Her varied experiences form the foundation for understanding the intricate details of what audiences truly need, want, expect, look for, and value. In the context of successful internal communications, Jessica's question gains significance as she advocates for the same level of diligence internally as we invest in understanding external markets before launching products. This oversight is a missed opportunity within many organizations.
8. Being heard is not about how much noise you make
Jenni Field advocates the mantra "Less is more," urging brevity in communication. All while simultaneously underscoring the significance of empowering employees with choice and prioritizing the audience over approvers. A crucial revelation surfaces in distinguishing between employee engagement and internal communication, while the ongoing challenge of perfecting the hybrid work model is acknowledged.

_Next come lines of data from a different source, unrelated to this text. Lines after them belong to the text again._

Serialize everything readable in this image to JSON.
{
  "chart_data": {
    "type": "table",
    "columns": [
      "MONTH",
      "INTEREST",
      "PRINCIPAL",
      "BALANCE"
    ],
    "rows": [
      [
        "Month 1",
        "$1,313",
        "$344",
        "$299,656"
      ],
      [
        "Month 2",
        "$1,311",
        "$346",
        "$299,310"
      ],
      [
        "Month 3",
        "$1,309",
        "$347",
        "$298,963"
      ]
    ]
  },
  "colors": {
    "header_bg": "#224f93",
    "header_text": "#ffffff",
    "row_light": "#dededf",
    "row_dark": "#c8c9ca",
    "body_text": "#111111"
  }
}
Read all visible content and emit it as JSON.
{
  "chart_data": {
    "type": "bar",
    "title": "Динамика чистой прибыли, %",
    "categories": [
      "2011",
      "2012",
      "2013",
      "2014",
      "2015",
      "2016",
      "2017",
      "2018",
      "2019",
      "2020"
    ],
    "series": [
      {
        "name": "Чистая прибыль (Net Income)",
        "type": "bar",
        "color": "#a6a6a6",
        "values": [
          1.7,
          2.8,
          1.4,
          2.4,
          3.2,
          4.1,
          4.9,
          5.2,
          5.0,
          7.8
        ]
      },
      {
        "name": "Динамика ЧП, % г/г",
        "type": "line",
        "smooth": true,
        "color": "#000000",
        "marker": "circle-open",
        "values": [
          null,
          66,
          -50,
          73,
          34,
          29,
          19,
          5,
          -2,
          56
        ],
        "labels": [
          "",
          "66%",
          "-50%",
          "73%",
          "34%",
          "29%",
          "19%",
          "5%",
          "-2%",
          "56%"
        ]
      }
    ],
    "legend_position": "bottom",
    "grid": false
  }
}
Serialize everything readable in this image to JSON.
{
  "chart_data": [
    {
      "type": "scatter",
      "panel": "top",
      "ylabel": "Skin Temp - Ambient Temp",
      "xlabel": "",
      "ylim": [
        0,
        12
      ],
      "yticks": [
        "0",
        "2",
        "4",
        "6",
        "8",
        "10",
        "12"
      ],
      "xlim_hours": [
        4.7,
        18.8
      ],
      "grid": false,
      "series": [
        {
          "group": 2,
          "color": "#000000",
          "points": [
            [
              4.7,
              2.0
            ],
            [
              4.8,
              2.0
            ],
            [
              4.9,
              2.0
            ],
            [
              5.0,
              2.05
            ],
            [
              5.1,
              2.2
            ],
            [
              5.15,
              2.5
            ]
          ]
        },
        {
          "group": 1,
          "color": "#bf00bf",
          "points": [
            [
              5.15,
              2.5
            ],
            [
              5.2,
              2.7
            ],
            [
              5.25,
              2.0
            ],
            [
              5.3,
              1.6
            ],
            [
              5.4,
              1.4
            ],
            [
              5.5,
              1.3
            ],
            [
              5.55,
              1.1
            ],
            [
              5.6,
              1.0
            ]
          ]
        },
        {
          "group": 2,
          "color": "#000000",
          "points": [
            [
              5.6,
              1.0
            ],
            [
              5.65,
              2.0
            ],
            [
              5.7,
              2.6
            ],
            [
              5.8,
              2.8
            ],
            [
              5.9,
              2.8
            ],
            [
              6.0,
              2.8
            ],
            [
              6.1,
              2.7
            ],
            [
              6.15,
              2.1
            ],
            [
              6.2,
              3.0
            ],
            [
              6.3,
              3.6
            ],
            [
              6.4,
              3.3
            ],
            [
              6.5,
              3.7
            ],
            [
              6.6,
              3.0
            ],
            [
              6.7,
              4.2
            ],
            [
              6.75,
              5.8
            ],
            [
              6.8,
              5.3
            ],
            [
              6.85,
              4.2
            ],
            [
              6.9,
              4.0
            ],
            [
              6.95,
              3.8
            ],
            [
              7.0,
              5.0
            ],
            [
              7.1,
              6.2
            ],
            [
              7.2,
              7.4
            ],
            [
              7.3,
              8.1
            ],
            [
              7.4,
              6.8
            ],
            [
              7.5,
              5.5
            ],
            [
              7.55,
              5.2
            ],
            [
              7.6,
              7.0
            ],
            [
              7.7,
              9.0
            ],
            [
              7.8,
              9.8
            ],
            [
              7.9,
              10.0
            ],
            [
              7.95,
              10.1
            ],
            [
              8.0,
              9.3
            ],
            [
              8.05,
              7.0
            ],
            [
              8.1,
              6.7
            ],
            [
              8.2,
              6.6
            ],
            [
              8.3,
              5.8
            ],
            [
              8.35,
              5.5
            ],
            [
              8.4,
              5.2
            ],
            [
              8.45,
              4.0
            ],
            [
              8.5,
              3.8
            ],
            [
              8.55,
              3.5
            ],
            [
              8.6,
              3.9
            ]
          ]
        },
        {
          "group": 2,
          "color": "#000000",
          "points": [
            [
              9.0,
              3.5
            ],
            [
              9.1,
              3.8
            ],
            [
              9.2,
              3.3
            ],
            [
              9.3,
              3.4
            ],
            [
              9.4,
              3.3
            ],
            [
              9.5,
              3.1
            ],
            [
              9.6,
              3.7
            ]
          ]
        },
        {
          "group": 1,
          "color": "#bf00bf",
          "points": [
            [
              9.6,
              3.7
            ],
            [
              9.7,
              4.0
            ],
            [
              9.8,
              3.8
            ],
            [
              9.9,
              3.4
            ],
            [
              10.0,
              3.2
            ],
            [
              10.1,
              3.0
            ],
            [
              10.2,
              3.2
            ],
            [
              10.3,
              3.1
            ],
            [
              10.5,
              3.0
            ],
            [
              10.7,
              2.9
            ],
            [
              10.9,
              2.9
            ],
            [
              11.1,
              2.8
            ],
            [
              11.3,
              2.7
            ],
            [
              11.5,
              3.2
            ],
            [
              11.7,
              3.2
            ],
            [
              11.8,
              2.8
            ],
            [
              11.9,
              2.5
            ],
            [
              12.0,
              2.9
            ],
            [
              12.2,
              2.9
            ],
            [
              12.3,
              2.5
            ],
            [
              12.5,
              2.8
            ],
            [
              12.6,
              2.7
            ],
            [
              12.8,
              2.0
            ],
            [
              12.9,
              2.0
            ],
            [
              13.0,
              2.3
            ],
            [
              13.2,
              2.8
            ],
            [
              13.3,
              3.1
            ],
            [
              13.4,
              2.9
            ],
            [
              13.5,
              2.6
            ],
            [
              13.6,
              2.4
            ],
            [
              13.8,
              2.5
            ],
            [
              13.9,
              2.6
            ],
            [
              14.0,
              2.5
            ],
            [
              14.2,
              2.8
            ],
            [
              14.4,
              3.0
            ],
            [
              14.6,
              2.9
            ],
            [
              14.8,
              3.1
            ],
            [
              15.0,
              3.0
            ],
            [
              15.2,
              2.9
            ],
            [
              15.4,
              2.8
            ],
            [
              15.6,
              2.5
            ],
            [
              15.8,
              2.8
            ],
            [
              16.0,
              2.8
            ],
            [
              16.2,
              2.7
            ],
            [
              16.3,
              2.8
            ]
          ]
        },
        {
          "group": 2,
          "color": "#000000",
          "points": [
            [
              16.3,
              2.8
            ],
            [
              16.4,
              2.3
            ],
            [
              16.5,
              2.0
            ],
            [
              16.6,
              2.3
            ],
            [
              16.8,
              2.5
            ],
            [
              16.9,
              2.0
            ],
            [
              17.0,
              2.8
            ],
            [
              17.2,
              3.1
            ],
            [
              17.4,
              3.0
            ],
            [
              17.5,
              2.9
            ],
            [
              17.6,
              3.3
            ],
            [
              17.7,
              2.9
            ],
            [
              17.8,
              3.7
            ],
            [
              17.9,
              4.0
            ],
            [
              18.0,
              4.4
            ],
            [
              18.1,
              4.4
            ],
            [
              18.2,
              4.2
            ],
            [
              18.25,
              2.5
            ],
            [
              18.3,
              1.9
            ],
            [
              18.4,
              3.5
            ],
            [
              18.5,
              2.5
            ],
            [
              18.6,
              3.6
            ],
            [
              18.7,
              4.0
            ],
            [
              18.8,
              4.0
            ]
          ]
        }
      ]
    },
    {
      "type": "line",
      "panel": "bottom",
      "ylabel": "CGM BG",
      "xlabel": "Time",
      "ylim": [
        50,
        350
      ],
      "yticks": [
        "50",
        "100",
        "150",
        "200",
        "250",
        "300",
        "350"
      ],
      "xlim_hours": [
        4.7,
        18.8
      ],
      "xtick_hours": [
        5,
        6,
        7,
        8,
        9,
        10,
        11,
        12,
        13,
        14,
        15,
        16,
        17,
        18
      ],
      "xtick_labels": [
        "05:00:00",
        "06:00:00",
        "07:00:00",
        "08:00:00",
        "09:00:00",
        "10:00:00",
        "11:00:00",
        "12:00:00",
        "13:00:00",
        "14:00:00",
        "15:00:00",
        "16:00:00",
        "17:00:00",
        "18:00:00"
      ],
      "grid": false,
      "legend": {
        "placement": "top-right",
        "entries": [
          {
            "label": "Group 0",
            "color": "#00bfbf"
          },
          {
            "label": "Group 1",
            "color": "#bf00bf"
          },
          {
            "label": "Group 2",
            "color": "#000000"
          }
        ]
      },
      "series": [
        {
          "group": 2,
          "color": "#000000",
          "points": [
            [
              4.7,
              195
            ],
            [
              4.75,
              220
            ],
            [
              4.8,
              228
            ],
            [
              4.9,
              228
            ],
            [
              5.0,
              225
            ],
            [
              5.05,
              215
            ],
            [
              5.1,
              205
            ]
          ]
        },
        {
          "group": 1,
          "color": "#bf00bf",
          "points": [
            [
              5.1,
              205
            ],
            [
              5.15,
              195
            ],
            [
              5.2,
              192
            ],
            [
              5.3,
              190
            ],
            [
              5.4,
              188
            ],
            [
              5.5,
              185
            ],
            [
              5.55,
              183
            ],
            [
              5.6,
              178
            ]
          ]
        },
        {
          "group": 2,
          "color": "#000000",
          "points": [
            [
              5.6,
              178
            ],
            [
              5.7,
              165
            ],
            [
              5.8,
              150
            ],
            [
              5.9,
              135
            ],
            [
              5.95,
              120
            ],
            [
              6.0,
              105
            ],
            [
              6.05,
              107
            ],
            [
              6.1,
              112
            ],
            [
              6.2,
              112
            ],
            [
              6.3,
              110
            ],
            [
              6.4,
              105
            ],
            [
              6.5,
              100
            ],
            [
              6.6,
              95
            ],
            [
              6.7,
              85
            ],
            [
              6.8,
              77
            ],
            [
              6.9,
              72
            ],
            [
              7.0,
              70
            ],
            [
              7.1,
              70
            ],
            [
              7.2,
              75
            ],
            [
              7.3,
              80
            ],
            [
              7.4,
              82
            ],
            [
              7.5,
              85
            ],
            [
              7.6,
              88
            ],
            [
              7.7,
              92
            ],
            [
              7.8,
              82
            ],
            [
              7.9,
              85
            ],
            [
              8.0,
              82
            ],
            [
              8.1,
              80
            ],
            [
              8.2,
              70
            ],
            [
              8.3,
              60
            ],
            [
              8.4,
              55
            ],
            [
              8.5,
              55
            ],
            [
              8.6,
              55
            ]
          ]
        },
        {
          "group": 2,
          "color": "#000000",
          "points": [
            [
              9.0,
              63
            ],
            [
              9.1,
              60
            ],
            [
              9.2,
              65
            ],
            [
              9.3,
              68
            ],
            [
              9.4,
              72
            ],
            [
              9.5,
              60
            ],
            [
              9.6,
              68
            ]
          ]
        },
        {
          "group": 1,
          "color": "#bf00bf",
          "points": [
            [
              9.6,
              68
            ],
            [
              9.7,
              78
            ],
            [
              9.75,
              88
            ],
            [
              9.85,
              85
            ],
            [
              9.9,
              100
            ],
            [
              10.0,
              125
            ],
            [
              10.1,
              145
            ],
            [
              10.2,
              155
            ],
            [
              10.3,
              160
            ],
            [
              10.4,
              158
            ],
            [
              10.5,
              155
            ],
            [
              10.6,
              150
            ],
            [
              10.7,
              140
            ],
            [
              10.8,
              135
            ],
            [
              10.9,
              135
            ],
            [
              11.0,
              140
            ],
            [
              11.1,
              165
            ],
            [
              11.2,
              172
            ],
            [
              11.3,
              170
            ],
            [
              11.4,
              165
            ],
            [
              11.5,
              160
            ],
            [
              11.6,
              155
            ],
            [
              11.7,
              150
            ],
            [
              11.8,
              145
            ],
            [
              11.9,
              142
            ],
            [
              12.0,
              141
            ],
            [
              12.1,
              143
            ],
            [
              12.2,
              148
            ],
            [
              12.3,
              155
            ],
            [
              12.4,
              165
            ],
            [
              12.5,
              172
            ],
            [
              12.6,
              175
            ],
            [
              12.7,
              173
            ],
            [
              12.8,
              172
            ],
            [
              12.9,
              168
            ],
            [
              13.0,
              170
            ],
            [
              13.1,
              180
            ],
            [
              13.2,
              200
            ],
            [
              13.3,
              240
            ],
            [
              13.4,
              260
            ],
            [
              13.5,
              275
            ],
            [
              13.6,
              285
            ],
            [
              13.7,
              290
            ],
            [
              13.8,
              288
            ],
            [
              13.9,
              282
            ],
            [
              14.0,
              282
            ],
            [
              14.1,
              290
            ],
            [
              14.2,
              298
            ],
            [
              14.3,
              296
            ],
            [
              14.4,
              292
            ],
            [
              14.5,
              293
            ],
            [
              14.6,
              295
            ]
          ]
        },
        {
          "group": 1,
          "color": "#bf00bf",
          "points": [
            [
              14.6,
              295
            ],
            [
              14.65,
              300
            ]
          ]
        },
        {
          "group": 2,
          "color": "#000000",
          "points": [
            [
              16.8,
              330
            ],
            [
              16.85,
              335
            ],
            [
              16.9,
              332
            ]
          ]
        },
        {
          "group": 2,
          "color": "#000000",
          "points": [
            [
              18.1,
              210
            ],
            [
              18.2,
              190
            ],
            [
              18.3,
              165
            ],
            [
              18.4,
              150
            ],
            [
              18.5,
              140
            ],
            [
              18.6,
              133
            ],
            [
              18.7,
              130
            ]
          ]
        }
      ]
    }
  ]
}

“There are always competing priorities for communication teams, but focusing on the relationships at work and the outcome you're looking for will always be key.”
The struggle against irrelevant content and channel proliferation, promotes a more quality-centric approach. The indispensable role of repetition, presented diversely, is highlighted by Jenni as a cornerstone for optimal audience understanding. These insights serve as a compass for communication teams navigating evolving workplace dynamics.
9. The importance of thoughtful departures
Hebba Youssef underscores the importance of thoughtful departures, urging organizations to plan goodbyes carefully to avoid public drama. Unity, good governance, and mastering the art of saying goodbye are crucial elements in navigating the communication dance.
“The lack of proper planning and comms about this type of departure can backfire VERY quickly and VERY publicly. ”
Here's what we can learn from this: Stick together as a team, tackle any board dysfunction head-on for a healthier workplace, and plan those goodbyes carefully to avoid public drama. Keep it short and sweet, be a friendly guide as you navigate the communication dance in today's ever-changing corporate world. Success comes from unity, good governance, and mastering the art of saying goodbye.
10. You’re going to have to get used to posting. A lot
Daren Jennings draws attention to the common thread among generations—being tech natives with a penchant for short-form content. The advice to get used to prolific posting is rooted in the understanding that the modern audience, from Millennials to Gen Z and beyond, is accustomed to consuming information in bite-sized formats. If internal communications are restricted to lengthy newsletters or infrequent long articles, organizations risk losing their audience's attention.
First it was the terror of the dreaded Millennials, now it’s Gen Z, in a few years it will be another generation. But what all of these groups have in common is being tech natives who consume a huge amount of short-form content in their personal lives.
To maintain engagement, internal communicators must adapt to the rhythm of frequent and concise content delivery, ensuring that the message resonates with the fast-paced, content-rich environments that define contemporary digital communication.